Resolutions. Ugh. I've been making the same resolutions for so long, I can recite them in my sleep--eat better, exercise more, remember to floss, change the oil, and send birthday cards. This year I'm thinking about skipping all that resolution stuff. After all, didn't somebody say that insanity is doing the same things over and over and expecting different results.
But somehow, I just can’t let go of certain resolutions, especially writing-related ones-- goals to write higher quality pieces and more of them, seek publication in new markets, or try my hand at new projects. How about you? Have you set any writing goals for 2011? If not, may I suggest a few, to get the wheels turning?
Write a certain number of words/pages/minutes per day/week/month. Maybe Famous Author claims that the key to success is to churn out a thousand words every day before breakfast. Well, good for him. Maybe you can only write on Saturday mornings, or only on your lunch break, or only when the moon is full. Whatever your personal constraints are, plan your writing according to what works for you, not for some other writer who’s decided that a thousand words before breakfast holds some kind of magic. The point is to have a writing plan that works for you, and then get cracking.
Send out a certain number queries or proposals per month. If your goal is publication (and it’s okay if it’s not—a truth that we writers tend to forget), then vow to put your work out there regularly. You can’t control whether Dream Publisher, Inc. will accept your work, but you can control whether you sent out two queries in April and two more queries in May.

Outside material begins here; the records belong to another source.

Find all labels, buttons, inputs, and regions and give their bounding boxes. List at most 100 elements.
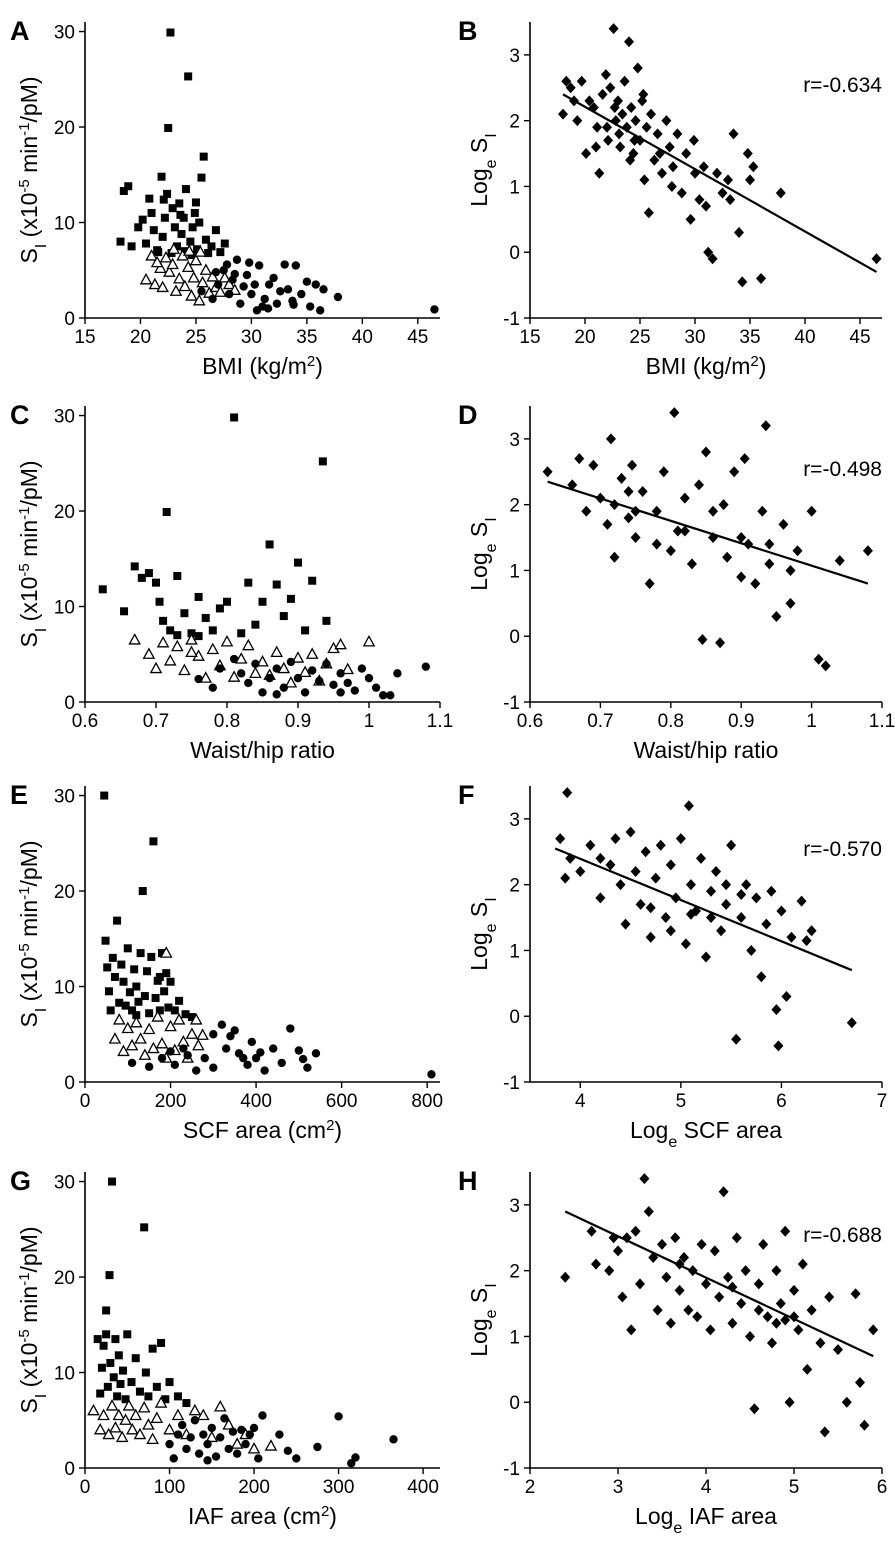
square-point <box>106 1006 115 1015</box>
circle-point <box>242 270 252 280</box>
square-point <box>140 1223 149 1232</box>
diamond-point <box>581 505 592 517</box>
diamond-point <box>736 912 747 924</box>
panel-e: E 0 10 20 30 0 200 400 600 800 SCF area (cm2) SI (x… <box>10 780 443 1143</box>
open-triangle-point <box>87 1403 100 1416</box>
square-point <box>115 998 124 1007</box>
square-point <box>102 1330 111 1339</box>
diamond-point <box>646 108 656 120</box>
circle-point <box>421 662 430 671</box>
diamond-point <box>784 1396 795 1408</box>
open-triangle-point <box>196 275 209 288</box>
diamond-point <box>786 931 797 943</box>
y-tick-label: 1 <box>509 561 520 582</box>
diamond-point <box>819 1426 830 1438</box>
diamond-point <box>561 75 572 87</box>
square-point <box>93 1335 102 1344</box>
diamond-point <box>707 253 718 265</box>
diamond-point <box>685 213 696 225</box>
circle-point <box>306 302 315 311</box>
diamond-point <box>626 102 637 114</box>
square-point <box>191 198 200 207</box>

Try a new genre. Normally a novelist? Try a poem. Master of the memoir? Try futuristic fiction. The worst that could happen is you remember why you avoid futuristic fiction like the plague. The best? A whole new creative path opens up before you.
Improve your craft. Writing encompasses myriad skills to improve on. Pick one. Make 2011 the year that you expand your vocabulary, or perfect your comedic timing, or draw richer characters. Choose a favorite author and really study how he or she uses language or pacing or humor. Try to emulate it. And speaking of favorite authors . . .
Read! For many writers, reading is like breathing. But a surprising number claim they don’t have time to read. Respect your reading time, and make sure others do, too. If you have to, block out time on your calendar with, for example, “appt.. w/EBW.” Then honor that “appointment” with E. B. White as much as if he were there in the flesh, and watch the quality of your work steadily improve under his influence.
Participate in a writing or critique group. Don’t go it alone. Writing groups can inspire each other, learn from each other, and make strides toward all of the above.
Sometimes cliches become cliches because they're true! It IS a new year and a new day. So turn the page, turn a corner, turn up the volume . . . it’s time to write!